The president of the oil industry, I mean the United States, this week announced long-awaited plans to deal with the energy crisis in the United States. Little that Mr George W Bush had to say was a surprise but that did not prevent an outcry globally against his plans to increase coal and oil production and resurrect the nuclear industry while paying lip service to the idea of conservation.
The only surprise is that people are surprised. One only has to run through Mr Bush's cabinet to realise the influence of the oil industry on the administration; anyone hoping otherwise can only have been deluded by the posturing of pre-election campaigning.

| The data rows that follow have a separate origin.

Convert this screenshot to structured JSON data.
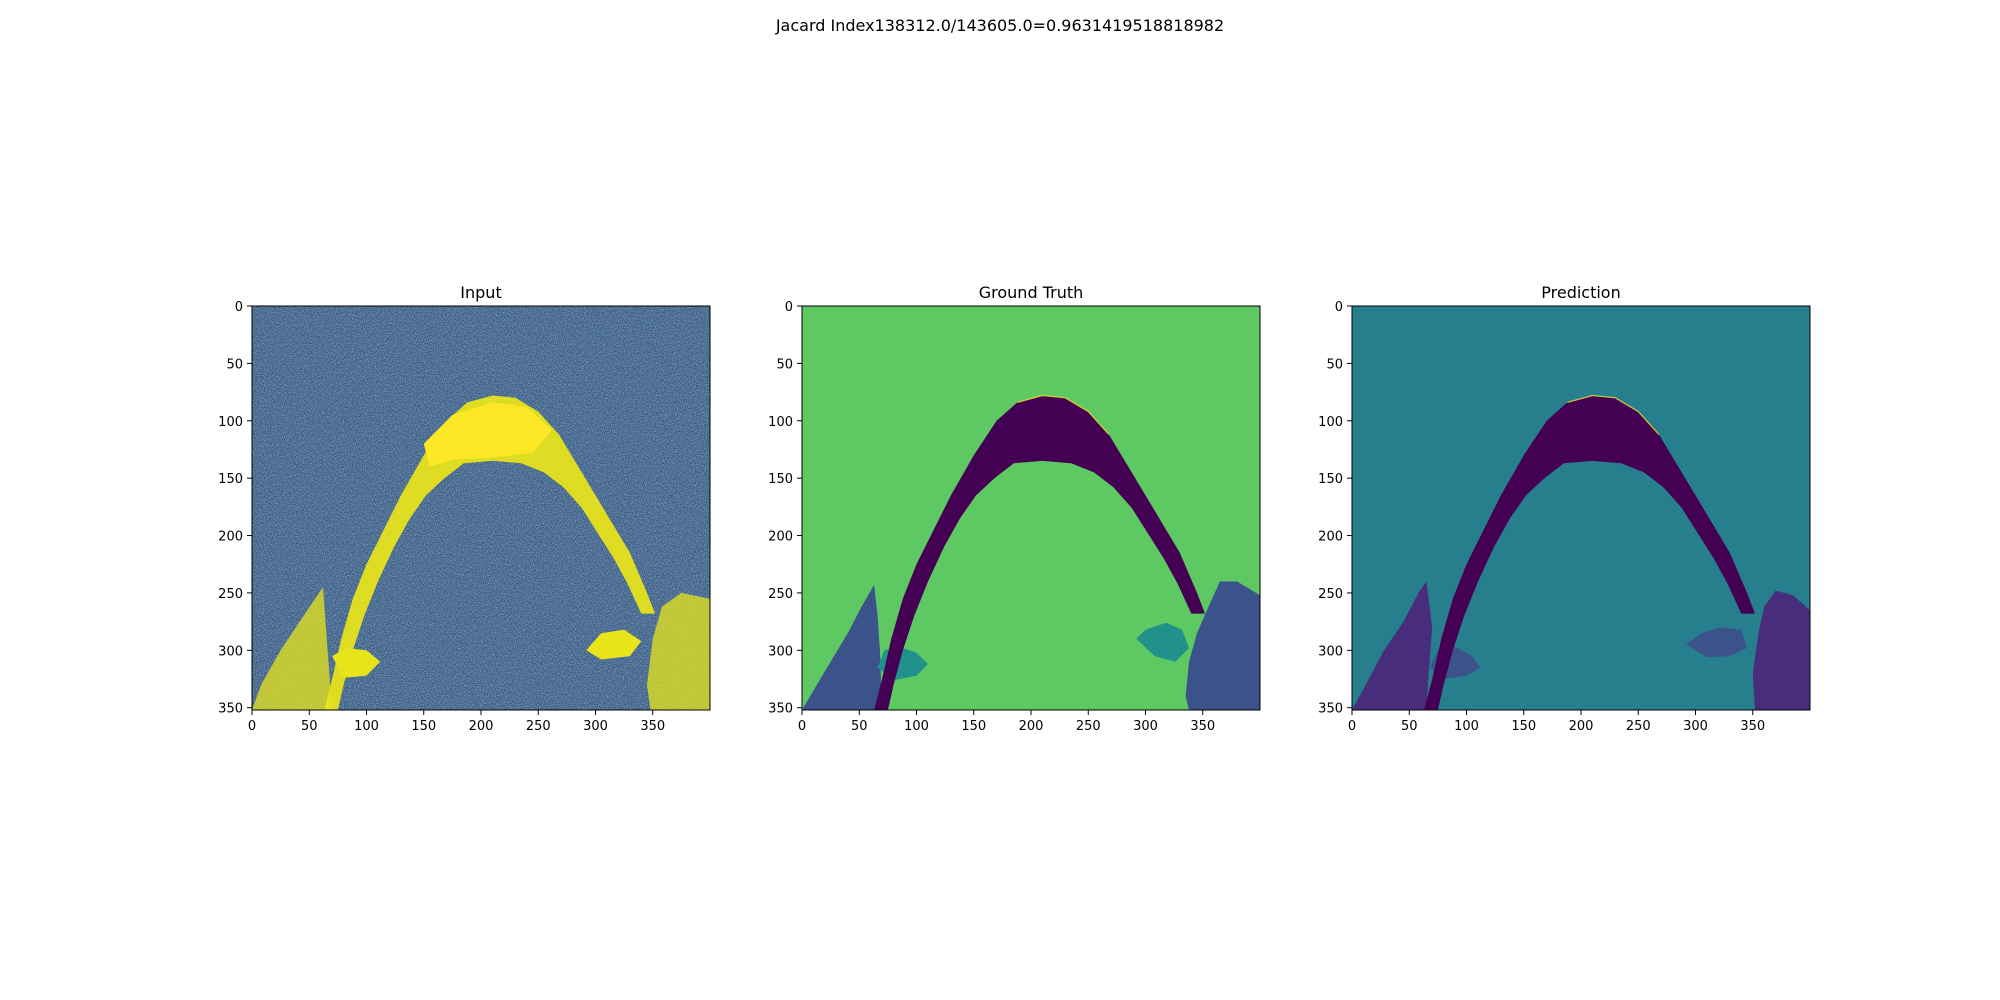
{
  "figure": {
    "suptitle": "Jacard Index138312.0/143605.0=0.9631419518818982"
  },
  "chart_data": [
    {
      "type": "heatmap",
      "title": "Input",
      "xlim": [
        0,
        400
      ],
      "ylim": [
        352,
        0
      ],
      "xticks": [
        0,
        50,
        100,
        150,
        200,
        250,
        300,
        350
      ],
      "yticks": [
        0,
        50,
        100,
        150,
        200,
        250,
        300,
        350
      ],
      "colormap": "viridis",
      "colors": {
        "noise_dark": "#3b528b",
        "noise_mid": "#21918c",
        "band": "#e8e419",
        "band_bright": "#fde725"
      }
    },
    {
      "type": "heatmap",
      "title": "Ground Truth",
      "xlim": [
        0,
        400
      ],
      "ylim": [
        352,
        0
      ],
      "xticks": [
        0,
        50,
        100,
        150,
        200,
        250,
        300,
        350
      ],
      "yticks": [
        0,
        50,
        100,
        150,
        200,
        250,
        300,
        350
      ],
      "colormap": "viridis",
      "colors": {
        "background": "#5ec962",
        "arc": "#440154",
        "side": "#3b528b",
        "blob": "#21918c",
        "edge": "#fde725"
      }
    },
    {
      "type": "heatmap",
      "title": "Prediction",
      "xlim": [
        0,
        400
      ],
      "ylim": [
        352,
        0
      ],
      "xticks": [
        0,
        50,
        100,
        150,
        200,
        250,
        300,
        350
      ],
      "yticks": [
        0,
        50,
        100,
        150,
        200,
        250,
        300,
        350
      ],
      "colormap": "viridis",
      "colors": {
        "background": "#277f8e",
        "arc": "#440154",
        "side": "#472d7b",
        "blob": "#3b528b",
        "edge": "#fde725"
      }
    }
  ]
}
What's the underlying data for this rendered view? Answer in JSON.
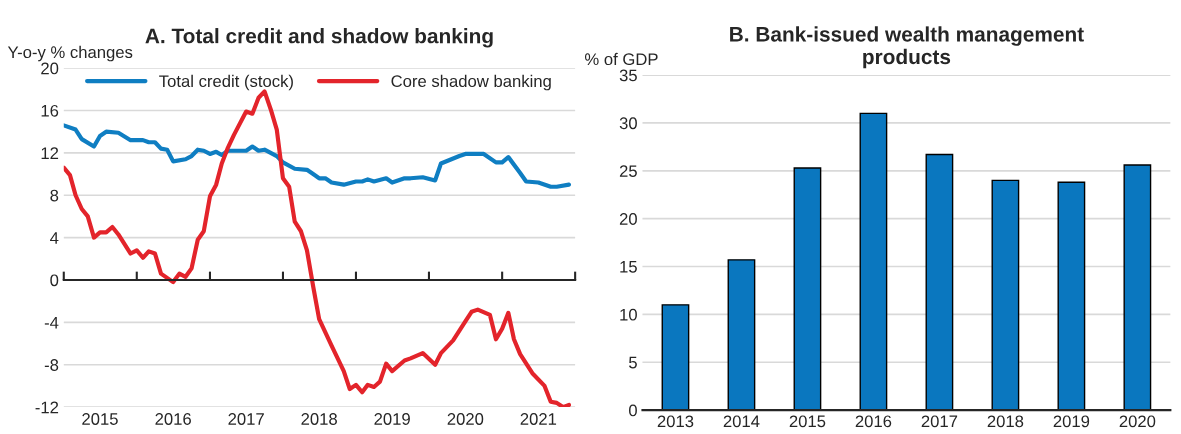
{
  "chart_data": [
    {
      "type": "line",
      "title": "A. Total credit and shadow banking",
      "ylabel": "Y-o-y % changes",
      "xlim": [
        "2015-01-01",
        "2022-01-01"
      ],
      "xticks": [
        {
          "value": "2015-01-01",
          "label": null
        },
        {
          "value": "2015-07-01",
          "label": "2015"
        },
        {
          "value": "2016-01-01",
          "label": null
        },
        {
          "value": "2016-07-01",
          "label": "2016"
        },
        {
          "value": "2017-01-01",
          "label": null
        },
        {
          "value": "2017-07-01",
          "label": "2017"
        },
        {
          "value": "2018-01-01",
          "label": null
        },
        {
          "value": "2018-07-01",
          "label": "2018"
        },
        {
          "value": "2019-01-01",
          "label": null
        },
        {
          "value": "2019-07-01",
          "label": "2019"
        },
        {
          "value": "2020-01-01",
          "label": null
        },
        {
          "value": "2020-07-01",
          "label": "2020"
        },
        {
          "value": "2021-01-01",
          "label": null
        },
        {
          "value": "2021-07-01",
          "label": "2021"
        },
        {
          "value": "2022-01-01",
          "label": null
        }
      ],
      "ylim": [
        -12,
        20
      ],
      "yticks": [
        -12,
        -8,
        -4,
        0,
        4,
        8,
        12,
        16,
        20
      ],
      "grid": "y",
      "legend": "top",
      "line_style": "solid",
      "marker": "none",
      "series": [
        {
          "name": "Total credit (stock)",
          "color": "#0f7ec2",
          "x": [
            "2015-01",
            "2015-03",
            "2015-04",
            "2015-06",
            "2015-07",
            "2015-08",
            "2015-10",
            "2015-12",
            "2016-02",
            "2016-03",
            "2016-04",
            "2016-05",
            "2016-06",
            "2016-07",
            "2016-09",
            "2016-10",
            "2016-11",
            "2016-12",
            "2017-01",
            "2017-02",
            "2017-03",
            "2017-04",
            "2017-07",
            "2017-08",
            "2017-09",
            "2017-10",
            "2017-12",
            "2018-01",
            "2018-03",
            "2018-05",
            "2018-06",
            "2018-07",
            "2018-08",
            "2018-09",
            "2018-11",
            "2019-01",
            "2019-02",
            "2019-03",
            "2019-04",
            "2019-06",
            "2019-07",
            "2019-09",
            "2019-10",
            "2019-12",
            "2020-02",
            "2020-03",
            "2020-06",
            "2020-07",
            "2020-10",
            "2020-12",
            "2021-01",
            "2021-02",
            "2021-04",
            "2021-05",
            "2021-07",
            "2021-09",
            "2021-10",
            "2021-12"
          ],
          "values": [
            14.6,
            14.2,
            13.3,
            12.6,
            13.6,
            14.0,
            13.9,
            13.2,
            13.2,
            13.0,
            13.0,
            12.4,
            12.3,
            11.2,
            11.4,
            11.7,
            12.3,
            12.2,
            11.9,
            12.1,
            11.8,
            12.2,
            12.2,
            12.6,
            12.2,
            12.3,
            11.7,
            11.1,
            10.5,
            10.4,
            10.0,
            9.6,
            9.6,
            9.2,
            9.0,
            9.3,
            9.3,
            9.5,
            9.3,
            9.6,
            9.2,
            9.6,
            9.6,
            9.7,
            9.4,
            11.0,
            11.7,
            11.9,
            11.9,
            11.1,
            11.1,
            11.6,
            10.1,
            9.3,
            9.2,
            8.8,
            8.8,
            9.0
          ]
        },
        {
          "name": "Core shadow banking",
          "color": "#e3242b",
          "x": [
            "2015-01",
            "2015-02",
            "2015-03",
            "2015-04",
            "2015-05",
            "2015-06",
            "2015-07",
            "2015-08",
            "2015-09",
            "2015-10",
            "2015-12",
            "2016-01",
            "2016-02",
            "2016-03",
            "2016-04",
            "2016-05",
            "2016-07",
            "2016-08",
            "2016-09",
            "2016-10",
            "2016-11",
            "2016-12",
            "2017-01",
            "2017-02",
            "2017-03",
            "2017-04",
            "2017-05",
            "2017-07",
            "2017-08",
            "2017-09",
            "2017-10",
            "2017-11",
            "2017-12",
            "2018-01",
            "2018-02",
            "2018-03",
            "2018-04",
            "2018-05",
            "2018-06",
            "2018-07",
            "2018-09",
            "2018-11",
            "2018-12",
            "2019-01",
            "2019-02",
            "2019-03",
            "2019-04",
            "2019-05",
            "2019-06",
            "2019-07",
            "2019-09",
            "2019-10",
            "2019-12",
            "2020-02",
            "2020-03",
            "2020-05",
            "2020-07",
            "2020-08",
            "2020-09",
            "2020-11",
            "2020-12",
            "2021-01",
            "2021-02",
            "2021-03",
            "2021-04",
            "2021-06",
            "2021-08",
            "2021-09",
            "2021-10",
            "2021-11",
            "2021-12"
          ],
          "values": [
            10.6,
            9.9,
            8.0,
            6.7,
            6.0,
            4.0,
            4.5,
            4.5,
            5.0,
            4.3,
            2.5,
            2.8,
            2.1,
            2.7,
            2.5,
            0.6,
            -0.2,
            0.6,
            0.3,
            1.1,
            3.8,
            4.6,
            7.9,
            9.0,
            11.0,
            12.5,
            13.7,
            15.9,
            15.7,
            17.2,
            17.8,
            16.1,
            14.2,
            9.6,
            8.8,
            5.5,
            4.6,
            2.8,
            -0.6,
            -3.7,
            -6.2,
            -8.6,
            -10.3,
            -9.9,
            -10.6,
            -9.9,
            -10.1,
            -9.6,
            -7.9,
            -8.6,
            -7.6,
            -7.4,
            -6.9,
            -8.0,
            -6.9,
            -5.7,
            -3.9,
            -3.0,
            -2.8,
            -3.3,
            -5.6,
            -4.6,
            -3.1,
            -5.6,
            -7.0,
            -8.8,
            -10.0,
            -11.5,
            -11.6,
            -12.0,
            -11.8
          ]
        }
      ]
    },
    {
      "type": "bar",
      "title": "B. Bank-issued wealth management products",
      "ylabel": "% of GDP",
      "categories": [
        "2013",
        "2014",
        "2015",
        "2016",
        "2017",
        "2018",
        "2019",
        "2020"
      ],
      "ylim": [
        0,
        35
      ],
      "yticks": [
        0,
        5,
        10,
        15,
        20,
        25,
        30,
        35
      ],
      "grid": "y",
      "series": [
        {
          "color": "#0a77bf",
          "values": [
            11.0,
            15.7,
            25.3,
            31.0,
            26.7,
            24.0,
            23.8,
            25.6
          ]
        }
      ]
    }
  ]
}
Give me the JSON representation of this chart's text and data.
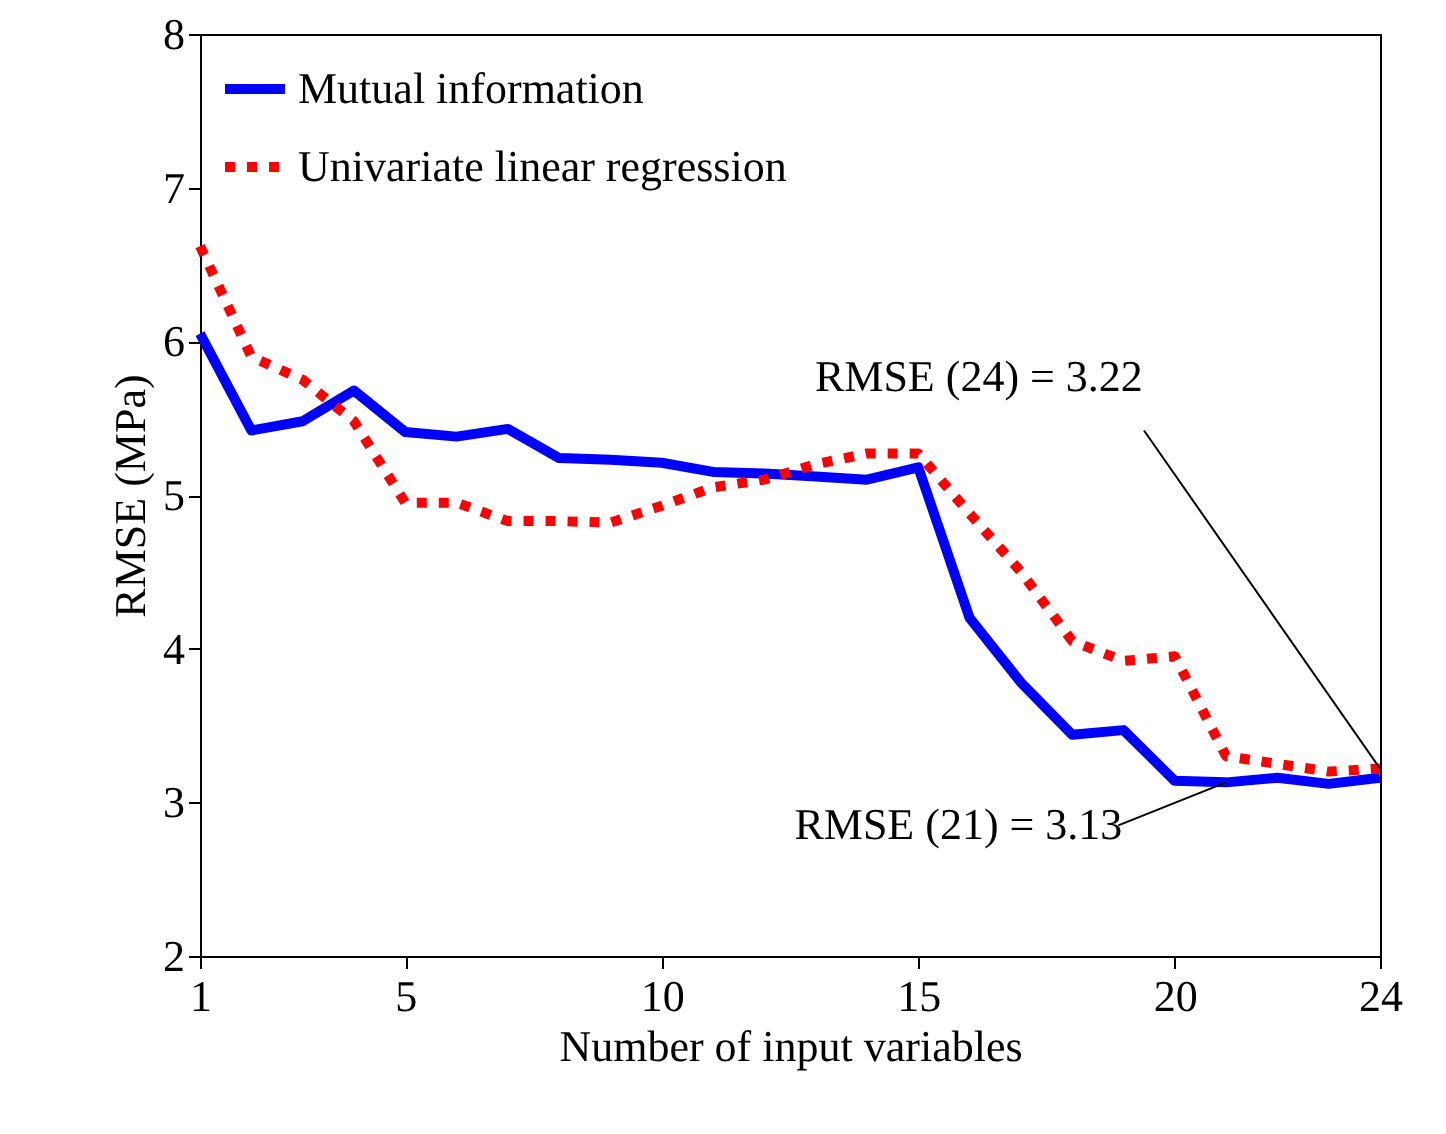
{
  "chart_data": {
    "type": "line",
    "xlabel": "Number of input variables",
    "ylabel": "RMSE (MPa)",
    "x": [
      1,
      2,
      3,
      4,
      5,
      6,
      7,
      8,
      9,
      10,
      11,
      12,
      13,
      14,
      15,
      16,
      17,
      18,
      19,
      20,
      21,
      22,
      23,
      24
    ],
    "series": [
      {
        "name": "Mutual information",
        "color": "#0000ff",
        "line_style": "solid",
        "values": [
          6.05,
          5.42,
          5.48,
          5.68,
          5.41,
          5.38,
          5.43,
          5.24,
          5.23,
          5.21,
          5.15,
          5.14,
          5.12,
          5.1,
          5.18,
          4.2,
          3.78,
          3.44,
          3.47,
          3.14,
          3.13,
          3.16,
          3.12,
          3.16
        ]
      },
      {
        "name": "Univariate linear regression",
        "color": "#ff0000",
        "line_style": "dotted",
        "values": [
          6.62,
          5.9,
          5.75,
          5.48,
          4.95,
          4.95,
          4.83,
          4.83,
          4.82,
          4.93,
          5.05,
          5.1,
          5.2,
          5.27,
          5.27,
          4.88,
          4.5,
          4.05,
          3.92,
          3.95,
          3.3,
          3.25,
          3.2,
          3.22
        ]
      }
    ],
    "xlim": [
      1,
      24
    ],
    "xticks": [
      1,
      5,
      10,
      15,
      20,
      24
    ],
    "ylim": [
      2,
      8
    ],
    "yticks": [
      2,
      3,
      4,
      5,
      6,
      7,
      8
    ],
    "grid": false,
    "legend": "top left",
    "marker": "none",
    "annotations": [
      {
        "text": "RMSE (24)  = 3.22",
        "x": 24,
        "y": 3.22
      },
      {
        "text": "RMSE (21)  = 3.13",
        "x": 21,
        "y": 3.13
      }
    ]
  }
}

What is interesting about Mr Bush's response to the evident crisis is its avoidance of addressing harsh realities. Certainly, the United States, which is the largest user of power worldwide, cannot continue to grow that usage at current rates unless it radically expands its network and supplies. The trouble is that there is no incentive to conserve. Fuel prices are, by European standards, ridiculously low and there is no genuine effort to reduce energy consumption or to look at cleaner alternatives. There are no votes in the US in telling people to tighten their belts on power.
Until now, of course, there have been no votes in putting power lines and plants across people's land, which is how California got into its current power crisis. Still, Mr Bush probably gauges the country's mood correctly when he imagines it would sooner live next to a nuclear power plant than forsake cheap and limitless power.